RT-PCR: real-time RT-PCR (reverse transcriptase-polymerase chain reaction); for ERΔ3, ERα, and ERβ RPA: ribonuclease protection assay; for ERΔ3 and ERα on a different female mouse than for RT-PCR nd: not determined (tissue not examined for ERβ expression)

↑, ERΔ3 levels higher than ERα/ERβ; =, ERΔ3 levels are similar to ERα/ERβ; ↓, ERΔ3 levels lower than ERα

Figure 2. Comparison of transgene expression in multiple tissues of adult ERΔ3 male and female mice and detection of ERα protein in WT and ERΔ3 female mice.

Total RNA was analyzed for ERΔ3 transgene transcripts by real-time RT-PCR from tissues dissected from a line D and line F female and line F male mouse. ΔCT value is shown for each tissue based on normalization to the cyclophilin A (Ppia) gene. Lower ΔCT values indicate higher expression levels. Expression relative to ERα and ERβ for these tissues is shown in Table 2. A. Comparisons between female mice for lines D and F are shown for ERΔ3 expression levels (n=1). B. Relative expression between male and female line F mice is indicated for the ERΔ3 transgene (n=1). Gonads represent the ovaries for the female and testes for the male mice. C. A protein in the appropriate size range for the ERΔ3 variant was detected by western blot analysis in the uteri of line D and F ERΔ3 mice in estrus using an antibody directed against the carboxy-terminus of ERα (MC-20). The images for the two uteri each from 3-month-old WT (FVB/N), line F, and line D mice were obtained from the same 10% gel and blot. The band for WT ERα is noted by the upper arrow at 66 kDa and the lower arrow corresponds to the smaller size expected for the ERΔ3 variant (approximately 61–62 kDa).
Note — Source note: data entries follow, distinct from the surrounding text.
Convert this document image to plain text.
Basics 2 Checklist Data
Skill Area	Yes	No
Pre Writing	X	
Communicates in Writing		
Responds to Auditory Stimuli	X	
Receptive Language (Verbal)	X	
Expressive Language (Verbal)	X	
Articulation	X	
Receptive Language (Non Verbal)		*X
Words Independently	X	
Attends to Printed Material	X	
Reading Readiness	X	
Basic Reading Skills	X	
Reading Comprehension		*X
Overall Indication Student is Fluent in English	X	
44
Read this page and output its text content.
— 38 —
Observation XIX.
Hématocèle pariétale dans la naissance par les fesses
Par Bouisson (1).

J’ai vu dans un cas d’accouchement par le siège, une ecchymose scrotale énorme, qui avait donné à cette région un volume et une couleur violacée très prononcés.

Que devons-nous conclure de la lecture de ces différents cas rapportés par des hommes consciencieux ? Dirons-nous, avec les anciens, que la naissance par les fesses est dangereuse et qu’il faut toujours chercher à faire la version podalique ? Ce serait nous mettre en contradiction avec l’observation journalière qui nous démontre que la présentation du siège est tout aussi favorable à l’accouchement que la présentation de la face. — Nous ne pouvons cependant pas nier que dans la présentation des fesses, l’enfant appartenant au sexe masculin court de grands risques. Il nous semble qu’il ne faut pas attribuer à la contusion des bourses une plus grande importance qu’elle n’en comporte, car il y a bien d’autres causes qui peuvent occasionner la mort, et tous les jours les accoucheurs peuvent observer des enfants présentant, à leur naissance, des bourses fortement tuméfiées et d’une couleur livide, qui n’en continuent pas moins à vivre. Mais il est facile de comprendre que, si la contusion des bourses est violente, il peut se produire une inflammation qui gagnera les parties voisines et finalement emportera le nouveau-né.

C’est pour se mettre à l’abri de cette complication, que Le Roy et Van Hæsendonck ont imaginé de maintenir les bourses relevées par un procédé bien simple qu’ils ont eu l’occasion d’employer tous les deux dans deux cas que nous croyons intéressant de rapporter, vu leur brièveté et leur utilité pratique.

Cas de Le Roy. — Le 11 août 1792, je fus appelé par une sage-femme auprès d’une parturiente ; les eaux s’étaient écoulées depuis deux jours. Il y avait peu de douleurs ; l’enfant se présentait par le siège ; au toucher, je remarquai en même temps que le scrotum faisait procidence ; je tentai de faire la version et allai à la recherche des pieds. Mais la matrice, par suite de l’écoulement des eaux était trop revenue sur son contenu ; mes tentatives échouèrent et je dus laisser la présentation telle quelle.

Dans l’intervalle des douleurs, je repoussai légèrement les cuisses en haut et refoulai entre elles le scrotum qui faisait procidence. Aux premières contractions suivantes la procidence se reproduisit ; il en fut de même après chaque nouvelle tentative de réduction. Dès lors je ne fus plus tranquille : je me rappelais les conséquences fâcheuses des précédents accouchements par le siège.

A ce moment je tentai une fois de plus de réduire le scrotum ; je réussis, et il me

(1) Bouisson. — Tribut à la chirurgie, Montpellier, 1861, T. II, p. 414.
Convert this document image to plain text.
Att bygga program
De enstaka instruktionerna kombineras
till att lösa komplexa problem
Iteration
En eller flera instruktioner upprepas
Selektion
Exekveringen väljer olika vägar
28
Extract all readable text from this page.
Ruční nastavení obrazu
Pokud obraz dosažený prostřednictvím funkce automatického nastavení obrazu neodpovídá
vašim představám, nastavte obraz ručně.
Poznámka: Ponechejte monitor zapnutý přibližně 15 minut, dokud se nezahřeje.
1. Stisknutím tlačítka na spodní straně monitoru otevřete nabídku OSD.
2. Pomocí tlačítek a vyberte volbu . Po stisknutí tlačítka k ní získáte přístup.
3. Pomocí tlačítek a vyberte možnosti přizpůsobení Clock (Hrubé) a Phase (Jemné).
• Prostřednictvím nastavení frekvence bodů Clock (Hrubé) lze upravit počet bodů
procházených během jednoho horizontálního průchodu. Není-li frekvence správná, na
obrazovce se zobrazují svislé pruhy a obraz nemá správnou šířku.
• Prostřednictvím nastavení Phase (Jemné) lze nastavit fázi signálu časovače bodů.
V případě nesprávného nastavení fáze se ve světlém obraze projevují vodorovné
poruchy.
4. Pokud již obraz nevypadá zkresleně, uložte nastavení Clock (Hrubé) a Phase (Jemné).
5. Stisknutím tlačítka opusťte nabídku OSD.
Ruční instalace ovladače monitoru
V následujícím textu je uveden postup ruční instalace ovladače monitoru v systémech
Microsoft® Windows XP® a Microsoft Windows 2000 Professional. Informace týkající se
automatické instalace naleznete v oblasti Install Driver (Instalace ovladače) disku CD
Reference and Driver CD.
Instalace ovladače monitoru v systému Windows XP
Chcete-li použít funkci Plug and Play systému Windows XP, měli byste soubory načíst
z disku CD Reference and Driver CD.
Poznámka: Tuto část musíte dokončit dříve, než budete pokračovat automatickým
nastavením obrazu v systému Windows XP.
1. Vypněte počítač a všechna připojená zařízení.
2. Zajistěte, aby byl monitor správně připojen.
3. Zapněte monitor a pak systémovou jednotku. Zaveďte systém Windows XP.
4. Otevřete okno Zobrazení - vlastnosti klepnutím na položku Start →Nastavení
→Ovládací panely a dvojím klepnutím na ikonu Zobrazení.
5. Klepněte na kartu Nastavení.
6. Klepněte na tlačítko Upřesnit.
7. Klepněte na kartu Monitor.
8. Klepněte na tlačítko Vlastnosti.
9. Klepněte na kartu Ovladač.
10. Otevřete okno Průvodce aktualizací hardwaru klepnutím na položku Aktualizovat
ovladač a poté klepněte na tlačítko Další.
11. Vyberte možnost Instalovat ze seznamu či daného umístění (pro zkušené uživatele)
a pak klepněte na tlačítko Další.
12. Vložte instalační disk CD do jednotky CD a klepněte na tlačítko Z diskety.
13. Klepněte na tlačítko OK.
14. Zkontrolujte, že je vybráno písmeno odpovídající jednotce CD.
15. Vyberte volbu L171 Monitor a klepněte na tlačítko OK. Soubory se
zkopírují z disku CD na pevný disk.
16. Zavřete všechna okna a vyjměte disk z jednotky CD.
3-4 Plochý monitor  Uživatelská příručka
The 70 kDa marker is indicated at the line marked with 70.

There is no evidence of infertility or diminished reproductive functions in the males or females in lines D and F. In the hemizygous mice, the only evident phenotype occurs in line F females, which develop spontaneous cataracts after puberty [49]. In dizygous mice, the growth of line D male and female mice is stunted, resulting in adult body weights that are less than half the weight of the WT (FVB/N), hemizygous line D and F, or dizygous line F mice (data not shown). It is unknown if the stunted growth in dizygous line D mice is related to transgene expression or due to the disruption of an unknown gene important for growth at the site of transgene insertion. Thus, only hemizygous mice were studied for DES-induced uterine cancer.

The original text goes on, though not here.